Which is it, I don’t even know. Both maybe. I’m 30 years old and mentally miserable with my life. I’m alone and no one understands. I was with my partner for 2 years when she decided to kick me out because she couldn’t handle my depression, anxiety, social disorders and PTSD due to so much trauma, deceit, abuse and neglect in my life. It’s been this way since I was young. I thought my world was complete with her. We did everything together and I was even starting to socialize more with her friends coming over, visiting, us hanging out on the porch together. I know it sounds so petty but that was a huge challenge for me. I was conquering it, thinking I might beat my mental disabilities, then SMACK right in my face (not literally) she says she can’t handle my problems if I’m never going to get better. Well NOW I can’t get better, how am I supposed to get better when I am now all alone and the only person that could help me get through my mental state was her? I’m ready to go and have this pain end. I don’t know how yet cause I don’t know what to do. I Wish I could talk to her once more. I wish I could hear her voice tell me it’s ok. I want to feel her hugs that comforted me for those two years and smell her perfume as she kissed me goodbye before she went to work. If I would have only done things different, why am I such a loser?

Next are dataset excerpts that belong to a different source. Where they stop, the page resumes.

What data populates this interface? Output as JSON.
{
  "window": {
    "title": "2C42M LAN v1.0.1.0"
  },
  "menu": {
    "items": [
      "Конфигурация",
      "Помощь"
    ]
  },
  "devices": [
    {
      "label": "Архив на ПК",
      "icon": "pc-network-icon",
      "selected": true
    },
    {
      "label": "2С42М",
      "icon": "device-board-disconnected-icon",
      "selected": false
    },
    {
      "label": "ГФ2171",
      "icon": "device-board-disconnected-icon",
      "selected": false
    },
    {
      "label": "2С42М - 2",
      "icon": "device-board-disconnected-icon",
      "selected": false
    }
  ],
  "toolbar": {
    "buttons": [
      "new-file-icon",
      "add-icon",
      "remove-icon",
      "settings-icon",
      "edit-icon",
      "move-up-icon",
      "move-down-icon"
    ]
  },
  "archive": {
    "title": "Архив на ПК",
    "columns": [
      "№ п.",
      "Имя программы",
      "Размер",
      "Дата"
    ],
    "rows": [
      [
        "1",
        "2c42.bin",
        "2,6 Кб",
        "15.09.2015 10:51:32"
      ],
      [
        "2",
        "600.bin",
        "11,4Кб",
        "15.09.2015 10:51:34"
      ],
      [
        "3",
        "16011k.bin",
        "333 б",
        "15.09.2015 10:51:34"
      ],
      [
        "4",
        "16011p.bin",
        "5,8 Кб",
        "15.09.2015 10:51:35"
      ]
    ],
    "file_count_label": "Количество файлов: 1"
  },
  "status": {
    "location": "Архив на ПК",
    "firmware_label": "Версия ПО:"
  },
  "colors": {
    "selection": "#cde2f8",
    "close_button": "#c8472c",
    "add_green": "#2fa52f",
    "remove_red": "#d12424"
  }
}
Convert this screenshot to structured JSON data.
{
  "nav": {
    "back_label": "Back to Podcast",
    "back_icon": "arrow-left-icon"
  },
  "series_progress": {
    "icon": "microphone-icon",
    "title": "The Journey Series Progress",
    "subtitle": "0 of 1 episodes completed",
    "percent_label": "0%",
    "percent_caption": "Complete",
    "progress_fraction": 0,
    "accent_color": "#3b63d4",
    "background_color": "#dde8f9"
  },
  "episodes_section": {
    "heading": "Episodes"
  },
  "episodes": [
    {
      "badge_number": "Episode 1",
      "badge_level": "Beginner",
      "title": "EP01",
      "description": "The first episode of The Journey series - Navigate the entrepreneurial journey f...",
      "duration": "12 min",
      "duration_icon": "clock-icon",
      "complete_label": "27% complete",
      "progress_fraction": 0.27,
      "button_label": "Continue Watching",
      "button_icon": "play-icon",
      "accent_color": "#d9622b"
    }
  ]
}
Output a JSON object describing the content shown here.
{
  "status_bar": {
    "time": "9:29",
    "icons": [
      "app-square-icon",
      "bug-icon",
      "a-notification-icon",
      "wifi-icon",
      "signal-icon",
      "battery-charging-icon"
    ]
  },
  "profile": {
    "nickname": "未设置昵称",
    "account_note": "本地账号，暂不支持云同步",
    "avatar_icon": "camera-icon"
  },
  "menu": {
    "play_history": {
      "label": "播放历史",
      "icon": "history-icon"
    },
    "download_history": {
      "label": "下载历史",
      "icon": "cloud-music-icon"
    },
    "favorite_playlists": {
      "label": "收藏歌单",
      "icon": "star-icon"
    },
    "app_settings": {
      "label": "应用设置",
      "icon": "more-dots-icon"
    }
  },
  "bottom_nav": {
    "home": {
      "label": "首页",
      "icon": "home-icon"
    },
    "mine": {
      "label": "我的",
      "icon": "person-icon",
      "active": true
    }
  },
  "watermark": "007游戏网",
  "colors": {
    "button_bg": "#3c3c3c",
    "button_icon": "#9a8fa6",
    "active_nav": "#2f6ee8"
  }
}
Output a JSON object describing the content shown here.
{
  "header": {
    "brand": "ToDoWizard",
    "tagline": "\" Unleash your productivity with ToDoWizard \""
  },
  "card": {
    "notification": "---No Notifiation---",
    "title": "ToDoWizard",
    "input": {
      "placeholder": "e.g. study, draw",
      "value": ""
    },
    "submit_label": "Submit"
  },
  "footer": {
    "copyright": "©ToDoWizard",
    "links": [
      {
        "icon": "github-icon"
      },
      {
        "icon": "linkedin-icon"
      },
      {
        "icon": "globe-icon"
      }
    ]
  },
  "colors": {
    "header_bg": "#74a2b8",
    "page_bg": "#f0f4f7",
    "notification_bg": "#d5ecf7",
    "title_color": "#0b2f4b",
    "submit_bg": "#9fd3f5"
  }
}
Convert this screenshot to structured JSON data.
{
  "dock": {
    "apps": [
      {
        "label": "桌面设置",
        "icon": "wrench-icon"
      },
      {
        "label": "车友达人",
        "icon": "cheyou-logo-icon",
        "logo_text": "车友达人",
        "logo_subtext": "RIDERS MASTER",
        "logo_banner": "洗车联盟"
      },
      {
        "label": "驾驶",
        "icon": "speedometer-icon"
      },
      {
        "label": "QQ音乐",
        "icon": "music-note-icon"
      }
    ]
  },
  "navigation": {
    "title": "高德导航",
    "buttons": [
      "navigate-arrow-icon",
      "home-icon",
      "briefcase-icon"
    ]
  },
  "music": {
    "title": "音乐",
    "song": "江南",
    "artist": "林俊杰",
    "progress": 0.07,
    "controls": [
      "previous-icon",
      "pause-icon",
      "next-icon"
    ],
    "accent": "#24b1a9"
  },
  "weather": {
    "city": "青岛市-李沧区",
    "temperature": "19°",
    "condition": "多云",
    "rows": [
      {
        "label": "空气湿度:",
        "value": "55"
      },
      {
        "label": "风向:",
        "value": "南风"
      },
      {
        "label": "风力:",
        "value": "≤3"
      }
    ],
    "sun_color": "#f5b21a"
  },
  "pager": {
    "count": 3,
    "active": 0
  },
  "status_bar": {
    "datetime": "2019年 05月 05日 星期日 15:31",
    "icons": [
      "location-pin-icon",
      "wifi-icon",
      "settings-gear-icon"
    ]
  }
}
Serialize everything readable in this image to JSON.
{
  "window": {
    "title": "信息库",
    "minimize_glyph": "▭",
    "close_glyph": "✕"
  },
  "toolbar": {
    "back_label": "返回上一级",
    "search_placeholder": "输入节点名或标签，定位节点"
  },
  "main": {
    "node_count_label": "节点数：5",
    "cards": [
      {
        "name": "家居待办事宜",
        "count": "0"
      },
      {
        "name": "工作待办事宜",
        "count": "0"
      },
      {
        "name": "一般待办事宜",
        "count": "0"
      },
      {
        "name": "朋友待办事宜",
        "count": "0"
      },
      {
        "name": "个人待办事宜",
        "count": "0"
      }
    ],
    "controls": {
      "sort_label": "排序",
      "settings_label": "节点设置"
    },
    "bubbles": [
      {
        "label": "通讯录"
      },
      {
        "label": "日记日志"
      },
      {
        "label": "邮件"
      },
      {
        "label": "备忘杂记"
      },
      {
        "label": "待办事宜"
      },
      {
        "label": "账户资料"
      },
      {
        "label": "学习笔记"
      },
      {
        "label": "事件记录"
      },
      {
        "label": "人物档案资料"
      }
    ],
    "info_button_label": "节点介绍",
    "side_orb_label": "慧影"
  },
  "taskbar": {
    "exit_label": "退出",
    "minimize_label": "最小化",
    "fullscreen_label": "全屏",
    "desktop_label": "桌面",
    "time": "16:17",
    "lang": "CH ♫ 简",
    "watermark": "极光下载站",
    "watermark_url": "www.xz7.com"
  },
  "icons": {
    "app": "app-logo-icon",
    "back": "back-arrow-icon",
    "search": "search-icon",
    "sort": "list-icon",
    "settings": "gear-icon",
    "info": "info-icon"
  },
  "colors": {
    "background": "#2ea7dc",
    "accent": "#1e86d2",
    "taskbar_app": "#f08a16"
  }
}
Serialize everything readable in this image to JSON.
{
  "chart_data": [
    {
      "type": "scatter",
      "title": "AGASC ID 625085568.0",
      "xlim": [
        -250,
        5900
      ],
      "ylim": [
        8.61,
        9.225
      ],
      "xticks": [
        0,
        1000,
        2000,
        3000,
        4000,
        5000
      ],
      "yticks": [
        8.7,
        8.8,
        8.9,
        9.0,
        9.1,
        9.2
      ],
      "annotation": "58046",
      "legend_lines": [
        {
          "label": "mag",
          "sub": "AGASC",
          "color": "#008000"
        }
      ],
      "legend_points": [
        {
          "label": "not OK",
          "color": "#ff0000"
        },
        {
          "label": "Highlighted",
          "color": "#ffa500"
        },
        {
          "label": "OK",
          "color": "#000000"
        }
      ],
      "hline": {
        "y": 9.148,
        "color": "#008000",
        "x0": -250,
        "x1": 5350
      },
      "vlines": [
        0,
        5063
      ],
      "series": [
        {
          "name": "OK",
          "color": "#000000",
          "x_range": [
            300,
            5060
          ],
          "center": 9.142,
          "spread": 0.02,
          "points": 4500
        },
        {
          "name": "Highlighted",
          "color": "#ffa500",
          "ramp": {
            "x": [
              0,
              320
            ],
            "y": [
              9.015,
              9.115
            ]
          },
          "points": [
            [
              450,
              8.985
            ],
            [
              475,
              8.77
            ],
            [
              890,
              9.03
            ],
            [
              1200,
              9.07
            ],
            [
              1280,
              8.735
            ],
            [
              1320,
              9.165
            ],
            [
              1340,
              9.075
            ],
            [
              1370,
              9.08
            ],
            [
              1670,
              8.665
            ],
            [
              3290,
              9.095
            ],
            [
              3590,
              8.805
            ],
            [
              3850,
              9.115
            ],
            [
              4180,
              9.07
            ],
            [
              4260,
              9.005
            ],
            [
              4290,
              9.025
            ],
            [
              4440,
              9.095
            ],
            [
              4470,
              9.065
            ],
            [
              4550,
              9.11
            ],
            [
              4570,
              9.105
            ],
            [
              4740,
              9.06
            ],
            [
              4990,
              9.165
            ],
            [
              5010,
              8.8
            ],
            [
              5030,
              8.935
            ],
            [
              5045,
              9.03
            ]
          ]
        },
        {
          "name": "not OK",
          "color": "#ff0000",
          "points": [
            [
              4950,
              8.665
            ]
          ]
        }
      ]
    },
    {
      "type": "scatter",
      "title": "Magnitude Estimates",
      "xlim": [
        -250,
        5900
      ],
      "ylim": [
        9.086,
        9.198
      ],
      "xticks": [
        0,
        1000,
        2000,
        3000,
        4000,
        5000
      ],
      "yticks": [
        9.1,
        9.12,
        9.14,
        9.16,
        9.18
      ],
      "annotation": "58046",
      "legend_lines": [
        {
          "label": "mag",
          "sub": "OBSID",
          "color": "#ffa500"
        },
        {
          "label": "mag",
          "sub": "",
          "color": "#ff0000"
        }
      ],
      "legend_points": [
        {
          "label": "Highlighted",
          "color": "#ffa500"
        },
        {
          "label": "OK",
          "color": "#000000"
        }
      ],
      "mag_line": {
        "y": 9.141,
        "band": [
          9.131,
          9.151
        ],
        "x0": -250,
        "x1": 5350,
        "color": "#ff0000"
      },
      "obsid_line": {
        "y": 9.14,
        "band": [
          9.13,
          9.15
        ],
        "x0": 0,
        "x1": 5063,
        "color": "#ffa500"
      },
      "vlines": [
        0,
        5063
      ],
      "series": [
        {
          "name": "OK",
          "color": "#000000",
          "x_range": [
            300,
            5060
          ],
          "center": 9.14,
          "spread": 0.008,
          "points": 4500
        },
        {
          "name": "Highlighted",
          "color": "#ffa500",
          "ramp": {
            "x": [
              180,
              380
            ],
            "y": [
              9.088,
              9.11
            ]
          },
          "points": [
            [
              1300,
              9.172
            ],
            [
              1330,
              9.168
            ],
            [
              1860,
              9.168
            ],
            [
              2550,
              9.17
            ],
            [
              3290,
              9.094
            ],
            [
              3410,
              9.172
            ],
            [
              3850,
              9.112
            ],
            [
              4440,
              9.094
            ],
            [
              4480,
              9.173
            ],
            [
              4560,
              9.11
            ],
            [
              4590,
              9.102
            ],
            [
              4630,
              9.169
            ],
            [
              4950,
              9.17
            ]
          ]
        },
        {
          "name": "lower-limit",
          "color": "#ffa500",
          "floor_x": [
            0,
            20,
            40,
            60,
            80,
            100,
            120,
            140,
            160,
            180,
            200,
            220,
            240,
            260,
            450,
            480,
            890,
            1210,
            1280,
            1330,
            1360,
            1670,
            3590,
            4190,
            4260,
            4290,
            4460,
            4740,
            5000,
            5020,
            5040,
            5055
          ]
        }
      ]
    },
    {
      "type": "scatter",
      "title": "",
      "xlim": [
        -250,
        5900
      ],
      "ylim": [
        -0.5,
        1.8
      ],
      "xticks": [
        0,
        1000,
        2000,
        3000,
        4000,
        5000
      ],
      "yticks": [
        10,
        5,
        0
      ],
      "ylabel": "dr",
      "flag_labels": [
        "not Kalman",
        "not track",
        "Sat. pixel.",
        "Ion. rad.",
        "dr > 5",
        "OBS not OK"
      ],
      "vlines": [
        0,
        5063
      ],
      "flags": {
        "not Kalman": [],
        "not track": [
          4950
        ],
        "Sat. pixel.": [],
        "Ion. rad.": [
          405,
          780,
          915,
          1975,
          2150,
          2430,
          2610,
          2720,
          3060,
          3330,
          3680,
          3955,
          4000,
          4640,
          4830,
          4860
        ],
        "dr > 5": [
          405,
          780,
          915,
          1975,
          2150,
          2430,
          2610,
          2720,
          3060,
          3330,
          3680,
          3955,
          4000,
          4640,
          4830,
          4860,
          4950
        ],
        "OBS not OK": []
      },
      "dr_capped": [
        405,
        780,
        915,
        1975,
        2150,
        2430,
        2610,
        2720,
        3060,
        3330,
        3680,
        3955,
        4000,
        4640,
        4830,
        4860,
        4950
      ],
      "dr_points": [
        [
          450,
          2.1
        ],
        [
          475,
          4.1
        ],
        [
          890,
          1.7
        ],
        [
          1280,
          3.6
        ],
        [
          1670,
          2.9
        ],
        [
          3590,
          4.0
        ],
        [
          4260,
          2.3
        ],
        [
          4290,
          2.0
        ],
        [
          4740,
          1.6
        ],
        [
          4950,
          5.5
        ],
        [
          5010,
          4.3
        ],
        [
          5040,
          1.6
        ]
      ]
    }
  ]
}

Why can’t there be an easy way for the ones that won’t ever be happy again, who have lost their whole lives and healing is impossible? Life is so full of pain, at least the way we die should be peaceful. But it’s probably going to be full of pain too. I just don’t know when or how.
3 comments
I here ya man! im going though the same type of shit and have been going though it all my life. I am soooo finnished! just gotta find a way out of this place called earth.
I’m sorry bro. How old are you and what happened
Worst feel when a relationship ends because of your shit. But some girls are fucked too. Find another girl that has similar issues. Where did you meet this girl?